DPH will maintain a list of those providers who have been licensed or certified by DPH on its website. Carriers should take care to monitor the DPH website to be aware of all such registered or licensed providers and the restriction from imposing any prior authorization requirements on any of the above-noted services. For any services intended to apply for more than one day, the DOI would consider it appropriate for carriers to require notification within 48 hours of the first visit or admission for services. Although the statute permits utilization review other than prior authorization, the DOI would not consider it appropriate for any carrier to retroactively deny any substance use disorder services, as defined in the statute, unless appropriate notifications are not made within 48 hours of the initial substance use disorder service or admission which leads to the provision of the substance use disorder services.

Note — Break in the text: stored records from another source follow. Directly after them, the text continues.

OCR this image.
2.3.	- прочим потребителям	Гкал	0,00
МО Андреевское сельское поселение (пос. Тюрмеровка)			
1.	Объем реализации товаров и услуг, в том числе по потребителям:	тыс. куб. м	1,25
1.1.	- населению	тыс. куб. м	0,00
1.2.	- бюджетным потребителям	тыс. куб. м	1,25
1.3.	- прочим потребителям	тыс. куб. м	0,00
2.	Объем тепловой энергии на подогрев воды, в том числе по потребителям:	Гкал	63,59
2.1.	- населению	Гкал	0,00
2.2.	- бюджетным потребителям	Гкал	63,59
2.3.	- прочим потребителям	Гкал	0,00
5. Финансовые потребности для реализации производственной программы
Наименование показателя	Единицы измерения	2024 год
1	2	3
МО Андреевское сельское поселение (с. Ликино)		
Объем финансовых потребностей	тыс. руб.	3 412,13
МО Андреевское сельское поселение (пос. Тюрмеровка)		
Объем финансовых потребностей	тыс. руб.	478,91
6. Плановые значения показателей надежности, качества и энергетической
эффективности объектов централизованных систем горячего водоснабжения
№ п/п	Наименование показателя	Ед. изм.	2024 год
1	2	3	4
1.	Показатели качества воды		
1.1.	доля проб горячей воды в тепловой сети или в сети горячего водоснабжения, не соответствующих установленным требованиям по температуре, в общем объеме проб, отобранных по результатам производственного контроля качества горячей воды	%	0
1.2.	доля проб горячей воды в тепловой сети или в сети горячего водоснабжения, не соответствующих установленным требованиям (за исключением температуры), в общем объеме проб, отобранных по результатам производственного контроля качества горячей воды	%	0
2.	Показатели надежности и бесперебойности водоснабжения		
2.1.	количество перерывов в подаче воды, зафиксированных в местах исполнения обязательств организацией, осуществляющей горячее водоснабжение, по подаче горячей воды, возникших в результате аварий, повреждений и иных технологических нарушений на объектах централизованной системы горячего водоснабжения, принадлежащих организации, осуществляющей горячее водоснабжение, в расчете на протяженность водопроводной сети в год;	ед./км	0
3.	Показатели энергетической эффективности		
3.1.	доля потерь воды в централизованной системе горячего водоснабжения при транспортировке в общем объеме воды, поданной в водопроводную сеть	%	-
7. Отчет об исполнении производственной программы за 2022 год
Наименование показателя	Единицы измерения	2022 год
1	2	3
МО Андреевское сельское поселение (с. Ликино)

For plans that provide or arrange for the delivery of care through a closed network of health care providers, the above-mentioned services provided by providers who are not part of an insured health plan’s closed network of providers are subject to prior authorization and other utilization review procedures unless the health plan’s provider network is found to be inadequate to provide access to the above-mentioned services for plan members.
Abuse Deterrent Drug Products
Chapter 258 requires that insured health plans issued, delivered or renewed within the commonwealth provide coverage for abuse deterrent opioid drug products as identified on a formulary specified by the Drug Formulary Commission on a basis not less favorable than non-abuse deterrent opioid drug products that are covered by the insured health plan. DOI will issue guidance in the future regarding the administration of this section after the Drug Formulary Commission completes its work toward the completion of the noted formulary.